AI Plugin Integration
AI Plugin Integration
This document summarizes three AI-powered document processing tools—MarkItDown, Marker, and Docling—highlighting their common AI features and their integration with Aspose.Cells for Python via .NET through plugins.
1. Common AI Features
1.1 Multi-format Document Parsing and Structured Representation
All three projects support parsing multiple document formats, including PDF, DOCX, PPTX, XLSX, HTML, etc., and converting them into structured formats (Markdown, JSON, or HTML) suitable for AI processing.
- MarkItDown: Converts documents into Markdown format, easily integrated with LLMs and text analysis pipelines.
- Marker: Supports Markdown, JSON, and HTML output while preserving tables, formulas, and other content.
- Docling: Provides a unified
DoclingDocument
representation, supporting multi-format document parsing and structured export.
1.2 Integration with Generative AI Frameworks
All three tools support integration with generative AI frameworks to enhance document processing capabilities:
- MarkItDown: Integrates with Azure OpenAI to improve document and image processing.
- Marker: Supports leveraging large language model (LLM) technology to improve the accuracy of document processing.
- Docling: Compatible with frameworks like LangChain, LlamaIndex, and Haystack for agentic AI applications.

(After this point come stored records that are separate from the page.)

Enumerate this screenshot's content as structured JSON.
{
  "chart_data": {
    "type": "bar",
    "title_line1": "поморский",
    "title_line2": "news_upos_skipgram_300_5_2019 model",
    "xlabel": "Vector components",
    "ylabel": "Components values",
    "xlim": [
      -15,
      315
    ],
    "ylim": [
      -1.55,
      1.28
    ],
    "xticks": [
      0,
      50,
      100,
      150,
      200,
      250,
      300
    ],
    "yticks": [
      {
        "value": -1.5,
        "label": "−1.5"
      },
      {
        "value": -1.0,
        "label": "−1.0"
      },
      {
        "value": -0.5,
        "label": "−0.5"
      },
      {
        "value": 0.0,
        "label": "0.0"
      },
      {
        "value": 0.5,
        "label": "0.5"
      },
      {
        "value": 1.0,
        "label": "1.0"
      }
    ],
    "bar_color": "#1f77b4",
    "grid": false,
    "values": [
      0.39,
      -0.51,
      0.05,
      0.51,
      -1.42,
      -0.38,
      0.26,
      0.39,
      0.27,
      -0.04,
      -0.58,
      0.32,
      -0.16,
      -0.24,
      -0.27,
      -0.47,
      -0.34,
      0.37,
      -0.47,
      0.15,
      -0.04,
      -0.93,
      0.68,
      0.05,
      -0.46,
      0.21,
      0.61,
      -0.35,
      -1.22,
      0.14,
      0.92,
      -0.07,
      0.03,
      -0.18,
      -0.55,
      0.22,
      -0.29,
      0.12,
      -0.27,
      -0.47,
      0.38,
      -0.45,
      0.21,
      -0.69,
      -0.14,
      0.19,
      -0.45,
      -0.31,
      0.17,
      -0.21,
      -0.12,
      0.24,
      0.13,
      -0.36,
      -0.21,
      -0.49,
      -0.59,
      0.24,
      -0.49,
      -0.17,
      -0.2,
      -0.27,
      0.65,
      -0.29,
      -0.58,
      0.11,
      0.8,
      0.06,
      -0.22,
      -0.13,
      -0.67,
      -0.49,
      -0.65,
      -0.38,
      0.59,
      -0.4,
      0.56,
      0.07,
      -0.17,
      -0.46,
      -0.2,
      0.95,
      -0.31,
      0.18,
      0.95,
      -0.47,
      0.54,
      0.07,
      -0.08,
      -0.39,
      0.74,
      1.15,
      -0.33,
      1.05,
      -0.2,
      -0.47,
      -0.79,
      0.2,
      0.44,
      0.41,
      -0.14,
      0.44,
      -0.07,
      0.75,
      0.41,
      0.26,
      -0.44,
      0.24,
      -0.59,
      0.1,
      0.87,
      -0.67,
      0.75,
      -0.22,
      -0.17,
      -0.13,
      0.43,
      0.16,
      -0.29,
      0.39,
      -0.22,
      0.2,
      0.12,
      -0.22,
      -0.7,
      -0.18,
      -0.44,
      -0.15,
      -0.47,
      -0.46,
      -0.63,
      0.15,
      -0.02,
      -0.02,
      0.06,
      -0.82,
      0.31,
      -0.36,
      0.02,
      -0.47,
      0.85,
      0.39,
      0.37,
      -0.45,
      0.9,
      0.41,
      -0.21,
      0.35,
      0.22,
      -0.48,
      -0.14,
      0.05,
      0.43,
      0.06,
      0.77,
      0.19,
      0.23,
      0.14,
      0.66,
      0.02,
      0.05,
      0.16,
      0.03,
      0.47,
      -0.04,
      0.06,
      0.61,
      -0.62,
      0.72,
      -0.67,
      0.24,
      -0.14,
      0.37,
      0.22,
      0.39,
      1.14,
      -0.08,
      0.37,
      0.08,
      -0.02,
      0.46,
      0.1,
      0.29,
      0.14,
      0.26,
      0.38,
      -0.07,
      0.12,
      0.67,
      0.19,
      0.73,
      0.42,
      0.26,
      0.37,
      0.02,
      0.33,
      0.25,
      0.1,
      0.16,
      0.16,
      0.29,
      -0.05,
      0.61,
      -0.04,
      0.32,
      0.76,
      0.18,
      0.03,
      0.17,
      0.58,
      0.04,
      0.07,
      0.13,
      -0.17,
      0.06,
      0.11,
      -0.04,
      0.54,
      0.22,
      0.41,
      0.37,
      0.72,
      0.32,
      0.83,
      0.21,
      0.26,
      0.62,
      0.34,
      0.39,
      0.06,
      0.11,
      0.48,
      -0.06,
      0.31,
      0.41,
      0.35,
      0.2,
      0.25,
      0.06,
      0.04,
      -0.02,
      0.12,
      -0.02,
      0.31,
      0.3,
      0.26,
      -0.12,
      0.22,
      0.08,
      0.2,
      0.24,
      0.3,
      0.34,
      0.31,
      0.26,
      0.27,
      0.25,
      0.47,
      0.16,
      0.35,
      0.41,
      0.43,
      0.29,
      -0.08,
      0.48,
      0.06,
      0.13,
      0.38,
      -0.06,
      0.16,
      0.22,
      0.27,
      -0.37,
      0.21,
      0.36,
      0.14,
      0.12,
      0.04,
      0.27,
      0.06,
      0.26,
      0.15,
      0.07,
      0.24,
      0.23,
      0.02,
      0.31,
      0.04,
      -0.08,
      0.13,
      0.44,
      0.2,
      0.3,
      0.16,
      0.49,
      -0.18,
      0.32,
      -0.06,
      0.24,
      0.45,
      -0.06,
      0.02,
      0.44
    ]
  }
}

2. Aspose.Cells for Python via .NET Plugin Integration
To combine Excel data with these AI document processing tools, we developed dedicated plugins for each tool:
Plugin | Repository | Functionality |
---|---|---|
MarkItDown Plugin | markitdown-aspose-cells-plugin | Converts Excel files to Markdown format. |
Marker Plugin | marker plugin | Converts Excel files into Marker-supported formats(Markdown, JSON, or HTML), leveraging Marker’s LLM mode for improved table. |
Docling Plugin | docling plugin | Converts Excel files into DoclingDocument objects, then exports Markdown, JSON, or HTML for multi-modal analysis. |
2.1 Plugin Advantages
- Fast Excel Conversion: Quickly converts Excel content into Markdown, JSON, or HTML for AI processing.
- Preserve Table and Format Information: Basically preserve the original table data to ensure data integrity.
- Compatible with AI Tools: Can be directly used as input for MarkItDown, Marker, or Docling, leveraging advanced parsing features.
- Easy Installation: Only requires additional installation Aspose.Cells for Python via .NET(aspsoe-cells-python) and following the README instructions in the plugin directories.
3. Installation and Usage
3.1 MarkItDown Plugin
Install the plugin from the current directory:
pip install -e .
Verify installation:
markitdown --list-plugins
Convert an XLSX file using the plugin:
markitdown --use-plugins test.xlsx
3.2 Marker Plugin
You’ll need python 3.10+ and PyTorch.
pip install marker-pdf
For non-PDF documents, install full dependencies:
pip install marker-pdf[full]
Convert a single file:
marker_single /path/to/test.xlsx
marker_single /path/to/test.xlsx --output_format html
3.3 Docling Plugin
Install Docling:
pip install -e .
Convert Excel files to different formats:
docling /path/test.xlsx --to html
docling /path/test.xlsx --to md
docling /path/test.xlsx --to json
More detailed installation instructions are available in the docs.
3.4 Set Aspose License
Before using Aspose.Cells in any plugin, set the license:
Windows (PowerShell):
$env:ASPOSE_LICENSE_PATH = "C:\path\to\license"
Windows (CMD):
set ASPOSE_LICENSE_PATH=C:\path\to\license
Unix-based systems:
export ASPOSE_LICENSE_PATH="/path/to/license"
4. Summary
AI Features:
The three tools share common advantages in AI document parsing, structured output, multi-modal support, and integration with generative AI frameworks.
Aspose.Cells Plugins:
Enable seamless conversion of Excel data into Markdown, JSON, or HTML, preserving tables, formulas and integrate directly with MarkItDown, Marker, or Docling.
Use Cases:
Ideal for intelligent document processing, knowledge base construction, RAG systems, report parsing, academic document conversion, and other AI-driven workflows.